Un misionero es un hombre enamorado, una mujer enamorada. Es alguien que ha
descubierto que Dios vale la pena, que Dios, solo Él, basta, y que ha decidido
vivir la vida con Él y para Él. El corazón del misionero tiene algo de
romántico, porque no mide las dificultades o las limitaciones propias. Tiene el
corazón encendido, porque se fía de Dios, que le cuida y atiende, que pone en
su voluntad deseos grandes de entrega y de servicio. Con razón Francisco comentó
que la misión es fruto de dos pasiones: la pasión por Dios y la pasión por su
gente (cf. EG 268).
LLEVAR A CRISTO AL MUNDO ENTERO
Esa pasión, ese amor descubierto, hace que los pies se pongan “en camino”. Sí, ese encuentro con Cristo hace salir de
uno mismo y poner los medios para llevar, a todo aquel que todavía no lo
conoce, el amor, la misericordia, la belleza de Dios.
Por eso, creo
que el del Domund de este año es un lema muy apropiado.
Nuestros misioneros, por los que todos –incluso personas sin fe o con una
vida cristiana quizás abandonada– sentimos gran orgullo y respeto, no son meros
activistas sociales, transformadores de las realidades públicas.
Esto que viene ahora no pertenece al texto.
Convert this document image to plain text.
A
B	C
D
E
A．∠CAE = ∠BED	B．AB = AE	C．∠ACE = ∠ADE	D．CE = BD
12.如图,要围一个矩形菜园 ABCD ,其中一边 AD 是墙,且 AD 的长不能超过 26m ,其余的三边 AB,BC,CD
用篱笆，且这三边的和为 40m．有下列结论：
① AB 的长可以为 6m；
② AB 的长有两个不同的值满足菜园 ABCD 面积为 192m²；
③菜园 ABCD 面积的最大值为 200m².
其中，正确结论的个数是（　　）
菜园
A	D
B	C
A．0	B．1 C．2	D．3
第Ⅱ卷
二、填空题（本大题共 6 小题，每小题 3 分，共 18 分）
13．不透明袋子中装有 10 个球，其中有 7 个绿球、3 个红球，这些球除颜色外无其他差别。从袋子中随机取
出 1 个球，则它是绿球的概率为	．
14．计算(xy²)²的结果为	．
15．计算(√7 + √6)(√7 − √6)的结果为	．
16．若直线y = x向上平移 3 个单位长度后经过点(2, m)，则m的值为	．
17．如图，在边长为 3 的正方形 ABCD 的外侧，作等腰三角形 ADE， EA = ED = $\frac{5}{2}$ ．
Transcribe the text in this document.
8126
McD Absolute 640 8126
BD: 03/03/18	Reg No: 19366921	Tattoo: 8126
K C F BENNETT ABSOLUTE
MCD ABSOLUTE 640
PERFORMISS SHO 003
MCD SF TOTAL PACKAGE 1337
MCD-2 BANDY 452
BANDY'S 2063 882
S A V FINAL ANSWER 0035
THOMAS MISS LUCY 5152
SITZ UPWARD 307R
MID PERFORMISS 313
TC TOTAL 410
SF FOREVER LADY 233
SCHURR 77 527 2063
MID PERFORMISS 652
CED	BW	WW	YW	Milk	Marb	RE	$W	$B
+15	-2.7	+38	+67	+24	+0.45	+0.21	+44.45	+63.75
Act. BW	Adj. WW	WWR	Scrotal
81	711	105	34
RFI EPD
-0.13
Son hombres,
mujeres de Dios; son enamorados de Cristo, que se han puesto a disposición de
quien les ha cambiado el corazón. Santa Maravillas de Jesús tenía como máxima: “Señor,
cuando Tú quieras, como Tú quieras, lo que Tú quieras”; y los misioneros la han
completado con algo más: “¡Señor, donde Tú quieras!”